Company based in the state of California, United States

Yolo Land & Cattle Co. is located in Yolo County, California, west of Woodland, California, and near the Blue Ridge Mountains of the California Coast Range. This award winning cattle ranch has been operated by the Stone Family since 1976. Their cow-calf operation consists of 700 Black Angus and Hereford/Angus cows. The ranch also provides a rustic, rural venue for special events such as weddings, meetings, parties and agricultural group tours.

== Description ==

===History===

The Stone family has been in cattle ranching since 1976. Henry Stone started the business, which grew into a three-way partnership with his sons Scott and Casey. The Stone family is active in many agriculture and beef industry organizations such as California Rangeland Trust, National Cattlemen's Beef Association, and California Cattlemen's Association.

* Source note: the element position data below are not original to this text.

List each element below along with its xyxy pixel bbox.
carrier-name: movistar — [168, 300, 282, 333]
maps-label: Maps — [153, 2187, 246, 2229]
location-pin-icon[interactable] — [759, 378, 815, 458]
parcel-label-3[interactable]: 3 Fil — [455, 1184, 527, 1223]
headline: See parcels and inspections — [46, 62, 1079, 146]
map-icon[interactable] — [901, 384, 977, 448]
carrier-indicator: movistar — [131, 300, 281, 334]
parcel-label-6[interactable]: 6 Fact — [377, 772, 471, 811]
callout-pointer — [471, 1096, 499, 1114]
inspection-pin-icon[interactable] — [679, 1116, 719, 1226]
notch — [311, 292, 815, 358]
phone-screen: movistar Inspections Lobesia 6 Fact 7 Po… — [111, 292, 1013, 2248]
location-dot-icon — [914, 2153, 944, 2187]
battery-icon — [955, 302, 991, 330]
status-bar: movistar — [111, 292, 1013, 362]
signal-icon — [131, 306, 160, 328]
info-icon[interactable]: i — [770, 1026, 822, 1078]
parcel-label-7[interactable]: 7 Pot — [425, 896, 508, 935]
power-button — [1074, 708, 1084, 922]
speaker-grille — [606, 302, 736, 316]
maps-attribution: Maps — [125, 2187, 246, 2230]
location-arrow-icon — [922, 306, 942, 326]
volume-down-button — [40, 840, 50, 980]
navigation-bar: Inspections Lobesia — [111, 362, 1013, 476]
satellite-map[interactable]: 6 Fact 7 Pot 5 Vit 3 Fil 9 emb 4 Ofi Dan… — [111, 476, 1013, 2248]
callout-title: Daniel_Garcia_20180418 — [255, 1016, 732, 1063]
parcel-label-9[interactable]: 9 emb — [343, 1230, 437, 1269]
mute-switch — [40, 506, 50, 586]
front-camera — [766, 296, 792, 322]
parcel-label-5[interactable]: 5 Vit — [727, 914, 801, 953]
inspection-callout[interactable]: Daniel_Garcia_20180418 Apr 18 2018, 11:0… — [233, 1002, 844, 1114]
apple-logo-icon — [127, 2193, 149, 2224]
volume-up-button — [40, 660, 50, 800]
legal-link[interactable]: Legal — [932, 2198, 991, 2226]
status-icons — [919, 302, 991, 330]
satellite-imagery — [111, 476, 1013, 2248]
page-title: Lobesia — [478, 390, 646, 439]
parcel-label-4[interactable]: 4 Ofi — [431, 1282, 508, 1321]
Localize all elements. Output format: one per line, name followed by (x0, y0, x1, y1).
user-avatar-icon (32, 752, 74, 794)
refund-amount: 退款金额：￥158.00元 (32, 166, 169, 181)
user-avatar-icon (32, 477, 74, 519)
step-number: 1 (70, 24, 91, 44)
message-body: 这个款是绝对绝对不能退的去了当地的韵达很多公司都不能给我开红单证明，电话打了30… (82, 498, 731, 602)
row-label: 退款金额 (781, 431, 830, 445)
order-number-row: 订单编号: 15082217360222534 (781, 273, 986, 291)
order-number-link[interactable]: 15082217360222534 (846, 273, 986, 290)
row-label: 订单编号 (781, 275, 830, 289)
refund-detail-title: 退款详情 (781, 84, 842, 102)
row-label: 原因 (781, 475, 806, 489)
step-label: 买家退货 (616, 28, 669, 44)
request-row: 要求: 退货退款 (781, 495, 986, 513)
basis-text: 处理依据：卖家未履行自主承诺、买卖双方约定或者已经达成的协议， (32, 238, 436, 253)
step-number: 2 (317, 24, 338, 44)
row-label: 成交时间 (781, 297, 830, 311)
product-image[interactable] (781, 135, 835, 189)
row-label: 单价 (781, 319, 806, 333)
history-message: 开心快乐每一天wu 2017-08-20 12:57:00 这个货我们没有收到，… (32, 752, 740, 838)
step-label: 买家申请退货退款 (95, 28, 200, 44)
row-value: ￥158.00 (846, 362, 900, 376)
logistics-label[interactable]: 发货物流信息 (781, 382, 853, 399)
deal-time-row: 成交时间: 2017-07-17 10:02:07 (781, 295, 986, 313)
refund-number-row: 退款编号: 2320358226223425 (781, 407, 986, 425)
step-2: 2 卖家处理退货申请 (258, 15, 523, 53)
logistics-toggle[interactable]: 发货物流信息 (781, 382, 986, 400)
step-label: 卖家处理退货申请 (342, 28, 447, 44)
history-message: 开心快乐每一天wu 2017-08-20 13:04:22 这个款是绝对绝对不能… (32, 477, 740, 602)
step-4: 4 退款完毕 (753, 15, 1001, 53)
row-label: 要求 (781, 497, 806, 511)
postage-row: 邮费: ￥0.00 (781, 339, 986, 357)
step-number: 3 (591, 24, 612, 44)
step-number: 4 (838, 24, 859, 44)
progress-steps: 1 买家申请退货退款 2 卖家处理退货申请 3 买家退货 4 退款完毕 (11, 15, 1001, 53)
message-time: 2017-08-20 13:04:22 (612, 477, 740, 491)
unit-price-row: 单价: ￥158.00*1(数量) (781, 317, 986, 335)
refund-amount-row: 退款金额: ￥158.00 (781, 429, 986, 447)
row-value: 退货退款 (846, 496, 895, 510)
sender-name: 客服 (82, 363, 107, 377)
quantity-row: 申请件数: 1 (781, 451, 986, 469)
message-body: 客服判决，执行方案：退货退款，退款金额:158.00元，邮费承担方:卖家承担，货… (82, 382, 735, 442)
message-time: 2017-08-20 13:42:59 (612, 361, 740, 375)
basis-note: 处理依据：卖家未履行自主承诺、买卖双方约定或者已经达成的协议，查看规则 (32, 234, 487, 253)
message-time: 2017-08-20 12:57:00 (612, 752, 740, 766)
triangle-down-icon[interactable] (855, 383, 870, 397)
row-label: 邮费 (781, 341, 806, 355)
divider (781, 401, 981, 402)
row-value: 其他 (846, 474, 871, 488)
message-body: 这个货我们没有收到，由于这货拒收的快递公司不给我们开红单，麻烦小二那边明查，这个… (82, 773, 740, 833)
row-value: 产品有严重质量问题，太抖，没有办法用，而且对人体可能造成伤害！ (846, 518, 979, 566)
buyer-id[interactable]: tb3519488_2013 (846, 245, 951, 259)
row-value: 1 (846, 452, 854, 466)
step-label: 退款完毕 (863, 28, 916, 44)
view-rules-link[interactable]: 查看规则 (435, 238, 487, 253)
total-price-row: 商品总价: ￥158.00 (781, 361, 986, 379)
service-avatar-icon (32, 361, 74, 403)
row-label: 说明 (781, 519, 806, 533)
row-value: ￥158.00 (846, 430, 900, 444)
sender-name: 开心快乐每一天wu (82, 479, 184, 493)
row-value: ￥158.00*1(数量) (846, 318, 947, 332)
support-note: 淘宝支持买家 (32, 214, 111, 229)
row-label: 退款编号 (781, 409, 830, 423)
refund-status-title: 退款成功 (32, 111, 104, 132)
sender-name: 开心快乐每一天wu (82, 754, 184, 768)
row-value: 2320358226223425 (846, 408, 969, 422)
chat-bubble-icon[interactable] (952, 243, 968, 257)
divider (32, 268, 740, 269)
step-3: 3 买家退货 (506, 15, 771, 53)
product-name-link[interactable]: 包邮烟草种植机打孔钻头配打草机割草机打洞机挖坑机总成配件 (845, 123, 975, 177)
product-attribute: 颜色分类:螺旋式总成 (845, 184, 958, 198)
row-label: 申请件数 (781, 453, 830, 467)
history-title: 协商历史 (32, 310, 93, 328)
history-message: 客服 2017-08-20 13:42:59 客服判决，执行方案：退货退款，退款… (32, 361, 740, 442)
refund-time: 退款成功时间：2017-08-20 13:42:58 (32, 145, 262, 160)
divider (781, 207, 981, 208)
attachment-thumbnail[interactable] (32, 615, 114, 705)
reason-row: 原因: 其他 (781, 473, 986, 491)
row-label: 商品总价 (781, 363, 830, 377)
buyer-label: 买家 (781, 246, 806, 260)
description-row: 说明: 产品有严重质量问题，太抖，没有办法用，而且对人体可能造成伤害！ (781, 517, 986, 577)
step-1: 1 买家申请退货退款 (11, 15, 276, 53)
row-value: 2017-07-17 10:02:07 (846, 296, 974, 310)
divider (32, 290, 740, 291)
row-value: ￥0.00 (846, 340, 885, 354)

===Conservation and Stewardship===

On March 25, 2005, Yolo Land & Cattle Co. placed approximately 6,983 acres into a conservation easement held by California Rangeland Trust, making it the largest conservation easement in Yolo County. The ranch is part of the Blue Ridge Berryessa Natural Area and provides considerable habitat for native plants and wildlife. The conservation agreement will protect the land against development while allowing cattle ranching and innovative stewardship practices to continue.

Yolo Land & Cattle Co. won the 2007 National Environmental Stewardship Award presented by the National Cattlemen's Beef Association (NCBA). The award recognizes outstanding stewardship practices and commitment to improving the grazing ecosystem.

===Marketing and Distribution===
Yolo Land & Cattle Co. sells their grass-fed beef and beef jerky through their website and also sells their beef jerky at many stores in northern California.

===Event Venue===
The ranch hosted the Warrior Dash Race in 2013. This competition was a mud run obstacle course of 3.43 miles.